Clinical trial endpoints in Alzheimer's disease, as of Q2 2026

Why endpoints matter

The first thing to know about an Alzheimer's trial is what it measured. The drug, the population, the duration - all matter. But the interpretation of the result rests on which endpoint the trial used and how that endpoint behaves.

This snapshot summarizes the endpoints that appear most often in late-stage Alzheimer's trials and how each is read.

Cognitive and functional composite endpoints

Clinical Dementia Rating - Sum of Boxes (CDR-SB). Composite measure across six domains - memory, orientation, judgment and problem-solving, community affairs, home and hobbies, and personal care. Range: 0 to 18, higher is worse. Sensitive to change in early symptomatic populations. Used as the primary endpoint in the lecanemab and donanemab pivotal trials. Discussed in our Signal on the CDR-SB clinical-meaningfulness debate.

Integrated Alzheimer's Disease Rating Scale (iADRS). Combines a cognitive sub-score (ADAS-Cog) with a functional sub-score (ADCS-iADL). Designed to be sensitive across the early symptomatic window. Used as a co-primary or secondary endpoint in several recent late-stage trials.

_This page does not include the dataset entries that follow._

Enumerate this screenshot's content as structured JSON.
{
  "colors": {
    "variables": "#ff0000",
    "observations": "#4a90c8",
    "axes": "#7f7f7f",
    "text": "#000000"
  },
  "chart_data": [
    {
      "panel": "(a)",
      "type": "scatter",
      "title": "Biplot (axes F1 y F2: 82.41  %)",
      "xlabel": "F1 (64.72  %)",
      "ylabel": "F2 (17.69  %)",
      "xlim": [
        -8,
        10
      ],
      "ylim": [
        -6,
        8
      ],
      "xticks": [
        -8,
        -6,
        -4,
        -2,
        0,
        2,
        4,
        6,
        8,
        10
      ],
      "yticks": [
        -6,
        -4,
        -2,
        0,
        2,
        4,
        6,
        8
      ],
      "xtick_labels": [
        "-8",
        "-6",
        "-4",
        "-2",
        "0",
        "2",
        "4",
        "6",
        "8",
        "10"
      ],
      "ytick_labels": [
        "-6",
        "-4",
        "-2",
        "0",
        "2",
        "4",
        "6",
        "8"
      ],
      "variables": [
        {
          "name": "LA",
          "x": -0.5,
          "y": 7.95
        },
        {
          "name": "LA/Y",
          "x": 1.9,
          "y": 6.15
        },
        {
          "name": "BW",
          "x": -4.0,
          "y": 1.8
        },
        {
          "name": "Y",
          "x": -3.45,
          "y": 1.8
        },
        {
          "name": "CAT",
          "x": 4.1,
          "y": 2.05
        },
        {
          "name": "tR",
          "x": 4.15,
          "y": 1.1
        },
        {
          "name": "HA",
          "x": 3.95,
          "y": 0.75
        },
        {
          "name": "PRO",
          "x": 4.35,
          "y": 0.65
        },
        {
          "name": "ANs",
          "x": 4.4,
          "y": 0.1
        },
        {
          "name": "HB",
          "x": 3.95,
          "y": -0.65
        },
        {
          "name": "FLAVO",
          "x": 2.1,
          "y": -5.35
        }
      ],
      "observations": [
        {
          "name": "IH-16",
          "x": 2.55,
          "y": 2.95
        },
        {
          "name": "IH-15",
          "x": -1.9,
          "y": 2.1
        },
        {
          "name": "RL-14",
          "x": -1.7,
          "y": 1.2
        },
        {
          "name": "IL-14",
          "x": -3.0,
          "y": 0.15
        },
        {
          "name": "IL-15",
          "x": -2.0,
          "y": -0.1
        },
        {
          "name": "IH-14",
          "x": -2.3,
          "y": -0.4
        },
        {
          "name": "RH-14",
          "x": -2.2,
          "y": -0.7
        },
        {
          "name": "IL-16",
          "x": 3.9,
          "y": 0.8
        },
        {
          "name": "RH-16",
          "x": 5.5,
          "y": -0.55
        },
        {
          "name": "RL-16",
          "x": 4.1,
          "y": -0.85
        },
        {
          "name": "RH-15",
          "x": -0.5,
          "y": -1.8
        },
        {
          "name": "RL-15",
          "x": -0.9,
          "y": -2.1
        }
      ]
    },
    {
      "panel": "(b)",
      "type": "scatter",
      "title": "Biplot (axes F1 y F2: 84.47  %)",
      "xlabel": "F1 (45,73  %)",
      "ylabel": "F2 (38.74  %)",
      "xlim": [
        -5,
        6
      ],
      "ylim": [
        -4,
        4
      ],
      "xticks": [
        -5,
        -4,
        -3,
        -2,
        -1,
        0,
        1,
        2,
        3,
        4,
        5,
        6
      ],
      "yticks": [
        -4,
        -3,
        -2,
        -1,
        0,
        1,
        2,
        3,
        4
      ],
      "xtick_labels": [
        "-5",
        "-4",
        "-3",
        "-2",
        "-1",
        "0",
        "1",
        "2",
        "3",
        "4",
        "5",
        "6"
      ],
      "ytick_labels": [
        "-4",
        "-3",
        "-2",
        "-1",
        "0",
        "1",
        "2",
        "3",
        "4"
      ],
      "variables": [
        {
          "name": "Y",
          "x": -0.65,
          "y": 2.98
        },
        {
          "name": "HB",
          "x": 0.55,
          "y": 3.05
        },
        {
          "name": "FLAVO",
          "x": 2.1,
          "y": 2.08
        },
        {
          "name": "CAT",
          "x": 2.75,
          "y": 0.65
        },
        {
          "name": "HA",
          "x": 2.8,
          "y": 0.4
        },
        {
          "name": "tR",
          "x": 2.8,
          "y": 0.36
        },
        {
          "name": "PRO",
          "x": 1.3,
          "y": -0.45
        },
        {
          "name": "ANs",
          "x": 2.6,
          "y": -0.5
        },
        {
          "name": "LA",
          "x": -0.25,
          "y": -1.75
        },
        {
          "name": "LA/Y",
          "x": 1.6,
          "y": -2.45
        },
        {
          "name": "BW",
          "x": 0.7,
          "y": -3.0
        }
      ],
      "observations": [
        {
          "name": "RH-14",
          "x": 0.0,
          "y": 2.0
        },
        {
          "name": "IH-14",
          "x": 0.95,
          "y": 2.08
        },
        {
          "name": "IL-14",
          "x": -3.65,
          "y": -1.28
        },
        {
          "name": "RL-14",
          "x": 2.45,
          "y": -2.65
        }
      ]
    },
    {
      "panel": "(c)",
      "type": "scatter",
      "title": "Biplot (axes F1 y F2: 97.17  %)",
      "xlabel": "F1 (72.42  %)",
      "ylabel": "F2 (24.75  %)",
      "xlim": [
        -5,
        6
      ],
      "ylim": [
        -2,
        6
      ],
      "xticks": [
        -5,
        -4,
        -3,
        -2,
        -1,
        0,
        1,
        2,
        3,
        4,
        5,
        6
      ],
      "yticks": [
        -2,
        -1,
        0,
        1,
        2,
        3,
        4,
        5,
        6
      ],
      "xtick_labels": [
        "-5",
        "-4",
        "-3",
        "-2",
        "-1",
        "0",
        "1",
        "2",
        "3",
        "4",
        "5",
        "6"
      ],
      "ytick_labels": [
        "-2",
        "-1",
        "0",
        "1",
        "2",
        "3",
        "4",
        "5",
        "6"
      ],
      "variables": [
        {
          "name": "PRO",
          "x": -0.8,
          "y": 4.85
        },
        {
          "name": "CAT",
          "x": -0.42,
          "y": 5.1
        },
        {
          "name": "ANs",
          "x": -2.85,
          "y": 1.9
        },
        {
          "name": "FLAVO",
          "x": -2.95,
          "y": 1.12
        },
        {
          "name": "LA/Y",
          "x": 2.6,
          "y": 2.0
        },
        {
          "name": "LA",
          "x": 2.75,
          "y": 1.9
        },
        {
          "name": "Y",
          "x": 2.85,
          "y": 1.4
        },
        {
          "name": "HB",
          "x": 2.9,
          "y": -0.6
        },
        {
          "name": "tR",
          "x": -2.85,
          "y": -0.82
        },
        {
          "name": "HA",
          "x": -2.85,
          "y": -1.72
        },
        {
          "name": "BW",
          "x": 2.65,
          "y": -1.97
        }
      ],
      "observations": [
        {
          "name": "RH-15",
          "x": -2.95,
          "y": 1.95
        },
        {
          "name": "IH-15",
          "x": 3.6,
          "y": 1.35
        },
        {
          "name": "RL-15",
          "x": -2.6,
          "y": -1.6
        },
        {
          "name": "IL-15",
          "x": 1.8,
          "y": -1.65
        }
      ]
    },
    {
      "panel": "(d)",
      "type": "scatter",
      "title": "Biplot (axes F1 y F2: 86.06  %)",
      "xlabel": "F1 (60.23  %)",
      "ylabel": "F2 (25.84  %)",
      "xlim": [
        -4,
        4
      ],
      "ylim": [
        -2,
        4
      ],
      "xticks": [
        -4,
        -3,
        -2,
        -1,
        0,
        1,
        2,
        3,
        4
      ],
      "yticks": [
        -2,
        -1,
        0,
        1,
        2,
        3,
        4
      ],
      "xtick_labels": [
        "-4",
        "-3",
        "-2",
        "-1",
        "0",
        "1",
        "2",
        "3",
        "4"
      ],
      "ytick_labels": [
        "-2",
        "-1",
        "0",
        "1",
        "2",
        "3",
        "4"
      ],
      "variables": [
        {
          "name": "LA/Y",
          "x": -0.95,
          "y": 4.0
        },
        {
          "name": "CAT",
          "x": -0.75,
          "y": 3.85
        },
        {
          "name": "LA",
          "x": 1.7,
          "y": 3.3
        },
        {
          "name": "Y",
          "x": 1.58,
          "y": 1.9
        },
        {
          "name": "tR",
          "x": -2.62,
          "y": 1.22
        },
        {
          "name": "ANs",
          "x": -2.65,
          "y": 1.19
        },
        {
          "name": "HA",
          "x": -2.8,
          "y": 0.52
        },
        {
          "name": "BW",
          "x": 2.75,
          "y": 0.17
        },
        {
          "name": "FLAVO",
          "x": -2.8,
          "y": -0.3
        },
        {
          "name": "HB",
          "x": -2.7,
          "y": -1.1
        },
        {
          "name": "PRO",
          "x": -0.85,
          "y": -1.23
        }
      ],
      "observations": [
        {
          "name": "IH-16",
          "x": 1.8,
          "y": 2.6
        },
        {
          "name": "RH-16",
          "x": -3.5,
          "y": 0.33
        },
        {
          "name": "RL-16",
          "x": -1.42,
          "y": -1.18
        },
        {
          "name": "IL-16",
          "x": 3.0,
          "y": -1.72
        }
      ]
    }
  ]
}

Alzheimer's Disease Assessment Scale - Cognitive Subscale (ADAS-Cog). Long-standing cognitive battery. Multiple versions (ADAS-Cog 11, 13, 14). Less sensitive to change at the very earliest disease stages than CDR-SB or iADRS, but well-validated and broadly familiar.

Alzheimer's Disease Cooperative Study - Activities of Daily Living (ADCS-ADL) scale. Functional outcome measure capturing instrumental and basic activities of daily living. Used as a key secondary in most disease-modification trials.

Mini-Mental State Examination (MMSE) and Montreal Cognitive Assessment (MoCA). Brief cognitive screens. Routine in clinical care, but not typically primary endpoints in registration-supporting trials because of ceiling and floor effects.

Biomarker endpoints

Amyloid PET (centiloid scale). Quantitative measure of brain amyloid burden. Used as both an inclusion criterion and an outcome - meaningful amyloid clearance is the central biomarker readout for amyloid-directed therapies and supports the donanemab finite-duration treatment paradigm.

Tau PET. Quantitative measure of tau pathology in defined brain regions. Increasingly used as both a stratification tool and an outcome measure in trials of tau-directed therapies.

Plasma p-tau217 and related plasma biomarkers. Used both for trial enrollment screening and as exploratory pharmacodynamic outcome measures. The role as a regulatory-supportive outcome continues to evolve.

Volumetric MRI - hippocampal and whole-brain. Used as supportive structural outcome measures. Interpretation interacts with the early volume changes seen in some anti-amyloid trial populations.

Patient-reported and quality-of-life outcomes

Patient-reported and caregiver-reported outcomes (e.g., QoL-AD, ZBI for caregiver burden) are increasingly incorporated into late-stage trial designs. They have not yet displaced clinician-rated composites as primary endpoints in registration-supporting trials, but they carry growing weight in payer and clinician interpretation of trial readouts.

How to read a readout

When a trial reports a result, three questions are load-bearing:

1. What was the primary endpoint, and what is the absolute size of the difference between treatment and control? A statistically significant result with a small absolute delta carries different operational and clinical weight than a result with a large delta.
2. Was the population early symptomatic, prodromal, or preclinical? Endpoint sensitivity and the meaning of any change are population-dependent.
3. How did the supporting endpoints - biomarker, functional, patient-reported - track with the primary? Concordance across endpoints strengthens the interpretation; divergence complicates it.

This snapshot is updated when material changes occur in commonly used endpoints or in the regulatory framing around them.